37Mr Gilmore summarised his reasons for not proceeding earlier against Drs Waugh and Barr as follows:
"In summary, from my perspective, the reasons for the delay in proceeding against Dr Waugh and Dr Barr are:
a) initial legal advice received that firstly I had no claim against anyone other than Dr Quittner because the damage had already been done by 2001
b) legal advice casting doubt on whether Dr Waugh was responsible for my permanent damage
c) my belief that Dr Quittner had told Dr Waugh that I had previously been tested for HCV
d) the need to establish a causative link between HCV and NHL
e) investigations into joining the insurers of Dr Quittner
f) my personal difficulties, including
i my health problems, all of which I say have been caused or contributed to by the negligence of Drs Quittner, Waugh and/or Barr,
ii the effect of the medications I have to take to stay alive causing an inability to mentally focus on things,
iii the necessity to earn income to try to meet my financial commitments and support my family".

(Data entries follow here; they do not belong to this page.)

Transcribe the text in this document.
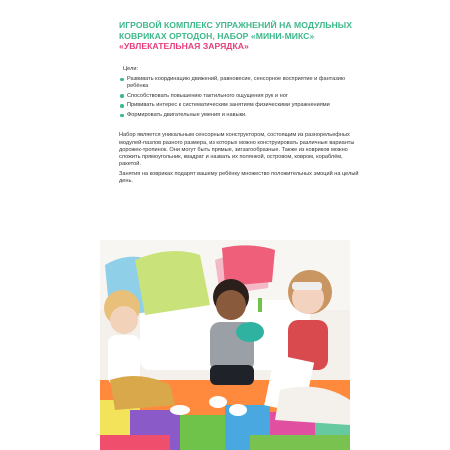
ИГРОВОЙ КОМПЛЕКС УПРАЖНЕНИЙ НА МОДУЛЬНЫХ КОВРИКАХ ОРТОДОН, НАБОР «МИНИ-МИКС» «УВЛЕКАТЕЛЬНАЯ ЗАРЯДКА»
Цели:
Развивать координацию движений, равновесие, сенсорное восприятие и фантазию ребёнка
Способствовать повышению тактильного ощущения рук и ног
Прививать интерес к систематическим занятиям физическими упражнениями
Формировать двигательные умения и навыки.

Набор является уникальным сенсорным конструктором, состоящим из разнорельефных модулей-пазлов разного размера, из которых можно конструировать различные варианты дорожек-тропинок. Они могут быть прямые, зигзагообразные. Также из ковриков можно сложить прямоугольник, квадрат и назвать их полянкой, островом, ковром, кораблём, ракетой.

Занятия на ковриках подарят вашему ребёнку множество положительных эмоций на целый день.
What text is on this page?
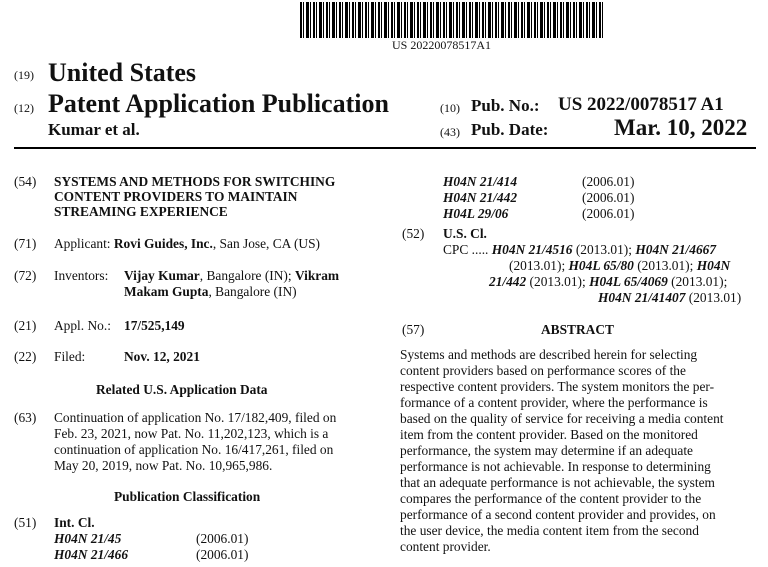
US 20220078517A1
(19) United States
(12) Patent Application Publication
Kumar et al.
(10) Pub. No.: US 2022/0078517 A1
(43) Pub. Date:	Mar. 10, 2022
(54) SYSTEMS AND METHODS FOR SWITCHING
CONTENT PROVIDERS TO MAINTAIN
STREAMING EXPERIENCE
(71) Applicant: Rovi Guides, Inc., San Jose, CA (US)
(72) Inventors: Vijay Kumar, Bangalore (IN); Vikram
Makam Gupta, Bangalore (IN)
(21) Appl. No.: 17/525,149
(22) Filed:	Nov. 12, 2021
Related U.S. Application Data
(63) Continuation of application No. 17/182,409, filed on
Feb. 23, 2021, now Pat. No. 11,202,123, which is a
continuation of application No. 16/417,261, filed on
May 20, 2019, now Pat. No. 10,965,986.
Publication Classification
(51) Int. Cl.
H04N 21/45	(2006.01)
H04N 21/466	(2006.01)
H04N 21/414	(2006.01)
H04N 21/442	(2006.01)
H04L 29/06	(2006.01)
(52) U.S. Cl.
CPC ..... H04N 21/4516 (2013.01); H04N 21/4667
(2013.01); H04L 65/80 (2013.01); H04N
21/442 (2013.01); H04L 65/4069 (2013.01);
H04N 21/41407 (2013.01)
(57)	ABSTRACT
Systems and methods are described herein for selecting
content providers based on performance scores of the
respective content providers. The system monitors the per-
formance of a content provider, where the performance is
based on the quality of service for receiving a media content
item from the content provider. Based on the monitored
performance, the system may determine if an adequate
performance is not achievable. In response to determining
that an adequate performance is not achievable, the system
compares the performance of the content provider to the
performance of a second content provider and provides, on
the user device, the media content item from the second
content provider.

38Mr Benjamin, who was not cross-examined, gave evidence concerning the period in which he acted for Mr Gilmore that supported Mr Gilmore's evidence. Mr Benjamin summarised the reasons for the delay in proceeding against Drs Waugh and Barr as follows:
"In summary the reasons for the delay in proceeding against Drs Waugh and Barr are:
(a) The Plaintiff and I were not aware that there was any link between their alleged negligence and the Plaintiff's damage until we received Dr Penny's report of 3 April 2006, which stated that contrary to our then held belief that the damage to the Plaintiff's kidneys had already been done, treatment of the HCV at any time up to late 2003 would have prevented the permanent damage
(b) Although Dr Waugh appeared to have been negligent in not testing for HCV, there were doubts as to the damage that had [been] caused given the Plaintiff's HCV had been discovered some 5 months later after which he had been referred to a gastroenterologist
(c) We did not know Dr Barr may have failed in his duty of care until we received Dr Vickers' report of 28 August 2008
(d) Plaintiff's unstable condition
(e) establishing the link between the Plaintiff's HCV and NHL
(f) investigating the joining of the insurers of Dr Quittner
(g) difficulty in obtaining instructions from the Plaintiff due to his condition and the drugs he is forced to take".